Account deletion matters because respecting users matters. And I Wizzle, at its core, to be built on that kind of care.

What Wizzle does

I've implemented a clear, privacy-respecting approach to account deletion. It's not a vague deactivation. It's a deliberate process that prioritizes both the user's right to be forgotten and the long-term integrity of shared data.

When a user deletes their account, a method called anonymize! runs. Here's what it looks like in code:

def anonymize!
  transaction do
    update!(
      email: "deleted_user_#{id}@wizzle.gifts",
      name: nil,
      encrypted_password: SecureRandom.hex,
      remember_token: SecureRandom.hex,
      birthday: nil,
      notify_friend_invite: false,
      notify_wishlist_question: false,
      notify_question_reply: false
    )

    # Break all friendships
    friendships.destroy_all

    # Anonymize wishlists
    wishlists.update_all(title: "Deleted Wishlist", description: nil)
  end
end

So, what does this really mean?

First and foremost, personally identifiable information is deleted. The user's name, birthday, and email are wiped or replaced. Their password and tokens are randomized to ensure no one - not even the user - can ever log back in. I also make sure they’re unsubscribed from all notifications.

Next, we sever social ties. All friendships, connections, and social interactions are destroyed. I want to prevent lingering traces of a user’s identity or activity from showing up in someone else’s experience.

What remains is data disconnected from any individual identity.

I do, however, keep the user’s wishlists anonymized. Titles are renamed to “Deleted Wishlist,” and descriptions are wiped. Why? Because Wizzle is about gifting. A wishlist isn’t always just a personal tool - it might be part of a gift someone’s already bought or a shared community experience.

Keeping anonymized wishlists allows us to preserve shared value. If someone already purchased a gift from that list, I don’t want to retroactively remove that context. And as I build future features - like historical gifting stats or community trends - retaining non-personal data in a safe, disconnected way will help me provide insight without compromising privacy.

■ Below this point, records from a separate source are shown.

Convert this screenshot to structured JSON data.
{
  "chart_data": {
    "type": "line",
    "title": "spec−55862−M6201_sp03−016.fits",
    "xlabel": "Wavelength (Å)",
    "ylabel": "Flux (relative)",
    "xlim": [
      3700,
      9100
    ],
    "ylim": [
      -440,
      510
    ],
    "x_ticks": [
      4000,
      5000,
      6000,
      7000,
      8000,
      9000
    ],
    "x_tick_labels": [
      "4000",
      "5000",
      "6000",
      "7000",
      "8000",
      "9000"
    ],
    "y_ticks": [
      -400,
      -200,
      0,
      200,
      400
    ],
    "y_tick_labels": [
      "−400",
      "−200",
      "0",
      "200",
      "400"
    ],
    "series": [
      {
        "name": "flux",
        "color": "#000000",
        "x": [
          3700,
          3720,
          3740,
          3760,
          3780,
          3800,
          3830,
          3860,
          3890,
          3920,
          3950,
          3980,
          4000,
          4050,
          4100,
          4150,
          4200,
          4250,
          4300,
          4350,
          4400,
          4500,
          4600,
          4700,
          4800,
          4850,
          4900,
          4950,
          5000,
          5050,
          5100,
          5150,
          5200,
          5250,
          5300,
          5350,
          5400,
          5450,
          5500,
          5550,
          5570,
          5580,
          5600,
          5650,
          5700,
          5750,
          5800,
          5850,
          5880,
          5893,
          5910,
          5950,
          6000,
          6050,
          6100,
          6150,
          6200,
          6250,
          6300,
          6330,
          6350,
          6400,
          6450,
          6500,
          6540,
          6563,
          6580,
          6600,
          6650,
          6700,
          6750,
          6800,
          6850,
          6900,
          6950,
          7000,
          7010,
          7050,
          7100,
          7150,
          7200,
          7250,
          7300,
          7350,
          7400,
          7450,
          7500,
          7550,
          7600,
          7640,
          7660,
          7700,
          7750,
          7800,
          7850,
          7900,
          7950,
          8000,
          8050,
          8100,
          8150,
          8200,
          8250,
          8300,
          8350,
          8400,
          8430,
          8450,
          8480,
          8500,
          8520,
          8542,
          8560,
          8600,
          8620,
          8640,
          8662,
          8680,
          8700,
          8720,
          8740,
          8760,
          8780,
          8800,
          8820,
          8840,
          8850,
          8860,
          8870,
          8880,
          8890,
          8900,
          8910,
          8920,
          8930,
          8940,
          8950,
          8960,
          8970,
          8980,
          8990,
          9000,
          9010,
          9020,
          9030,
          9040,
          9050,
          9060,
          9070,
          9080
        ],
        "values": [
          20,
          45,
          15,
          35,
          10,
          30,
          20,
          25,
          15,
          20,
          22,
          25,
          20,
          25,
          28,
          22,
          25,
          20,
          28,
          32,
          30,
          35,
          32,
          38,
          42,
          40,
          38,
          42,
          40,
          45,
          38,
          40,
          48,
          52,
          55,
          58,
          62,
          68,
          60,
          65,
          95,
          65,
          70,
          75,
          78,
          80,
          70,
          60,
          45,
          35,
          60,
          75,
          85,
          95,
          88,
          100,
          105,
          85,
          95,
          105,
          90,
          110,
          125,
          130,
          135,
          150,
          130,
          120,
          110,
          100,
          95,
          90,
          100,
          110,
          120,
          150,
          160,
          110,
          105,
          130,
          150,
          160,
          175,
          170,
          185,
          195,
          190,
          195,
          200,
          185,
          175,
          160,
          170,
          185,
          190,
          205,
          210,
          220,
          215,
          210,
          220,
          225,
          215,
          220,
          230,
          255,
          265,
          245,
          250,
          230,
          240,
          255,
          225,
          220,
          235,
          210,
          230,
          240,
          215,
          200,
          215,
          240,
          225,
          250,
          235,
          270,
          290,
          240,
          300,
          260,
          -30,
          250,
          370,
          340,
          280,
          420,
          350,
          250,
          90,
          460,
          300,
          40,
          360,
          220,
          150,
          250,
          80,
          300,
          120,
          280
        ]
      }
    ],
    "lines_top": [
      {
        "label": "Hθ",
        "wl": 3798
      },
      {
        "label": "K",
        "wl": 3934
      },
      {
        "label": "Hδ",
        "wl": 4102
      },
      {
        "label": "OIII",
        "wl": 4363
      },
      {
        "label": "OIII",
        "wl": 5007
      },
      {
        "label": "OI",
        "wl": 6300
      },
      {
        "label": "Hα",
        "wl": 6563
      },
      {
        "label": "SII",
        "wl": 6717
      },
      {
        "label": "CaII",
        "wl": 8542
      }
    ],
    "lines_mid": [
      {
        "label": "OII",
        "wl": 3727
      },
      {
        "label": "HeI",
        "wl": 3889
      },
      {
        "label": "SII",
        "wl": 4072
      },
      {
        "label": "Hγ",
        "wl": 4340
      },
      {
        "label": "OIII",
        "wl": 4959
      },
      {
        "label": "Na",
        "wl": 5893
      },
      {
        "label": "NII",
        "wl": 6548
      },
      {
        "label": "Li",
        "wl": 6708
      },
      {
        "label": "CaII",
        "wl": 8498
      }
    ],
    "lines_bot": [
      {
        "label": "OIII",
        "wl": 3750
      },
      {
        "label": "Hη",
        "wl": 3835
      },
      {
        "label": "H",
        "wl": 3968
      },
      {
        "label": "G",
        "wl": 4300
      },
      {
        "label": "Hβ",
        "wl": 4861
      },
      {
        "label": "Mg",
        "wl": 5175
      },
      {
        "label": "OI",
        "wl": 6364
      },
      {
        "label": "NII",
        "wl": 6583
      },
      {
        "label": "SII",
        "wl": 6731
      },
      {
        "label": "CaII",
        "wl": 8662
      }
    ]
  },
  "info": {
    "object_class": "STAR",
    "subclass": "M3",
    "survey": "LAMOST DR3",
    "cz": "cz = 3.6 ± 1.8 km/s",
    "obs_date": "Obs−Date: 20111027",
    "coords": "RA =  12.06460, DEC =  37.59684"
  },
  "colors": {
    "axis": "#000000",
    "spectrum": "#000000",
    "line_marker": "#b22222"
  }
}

In short: when someone deletes their account, Wizzle makes sure they’re not just gone — they’re untied, unreachable, and respected.

Why Not Just Hard Delete?

At first glance, hard deletion feels like the cleanest, most ethical option. Just wipe the user’s record completely. They asked to leave, so let them leave, entirely. It’s appealing in its moral clarity.

But in practice, hard deletion can come with unintended consequences, especially in a product like Wizzle, where data is interconnected and collaborative by design.

The Temptation of Moral Simplicity

There’s a certain emotional satisfaction in the idea of total deletion. No trace left behind. The user vanishes from the database, their ID gone, every relation purged. And ethically, that aligns with the kind of respect for user autonomy I want Wizzle to stand for.

But building real software isn’t always as black-and-white. Especially when the platform is social or shared.

Broken Features, Broken References

Wizzle is built on relationships: friends, shared wishlists, invites, and questions. If I simply deleted the user’s record, many of those references would break:

Shared wishlists would suddenly have no owner.
Past activity like comments or questions would become orphaned.
Friend connections would point to a null record or error.

Anonymization gives us a middle ground. I strip away identity, personally identifiable information, and any trace of the user’s presence - but we maintain structural integrity. Wishlists remain useful. Past actions remain informative. Nothing breaks. Nothing is confusing or error-prone. Just… quiet traces, scrubbed of identity.

It’s not perfect. But it’s thoughtful. And it balances respect for privacy with respect for data integrity.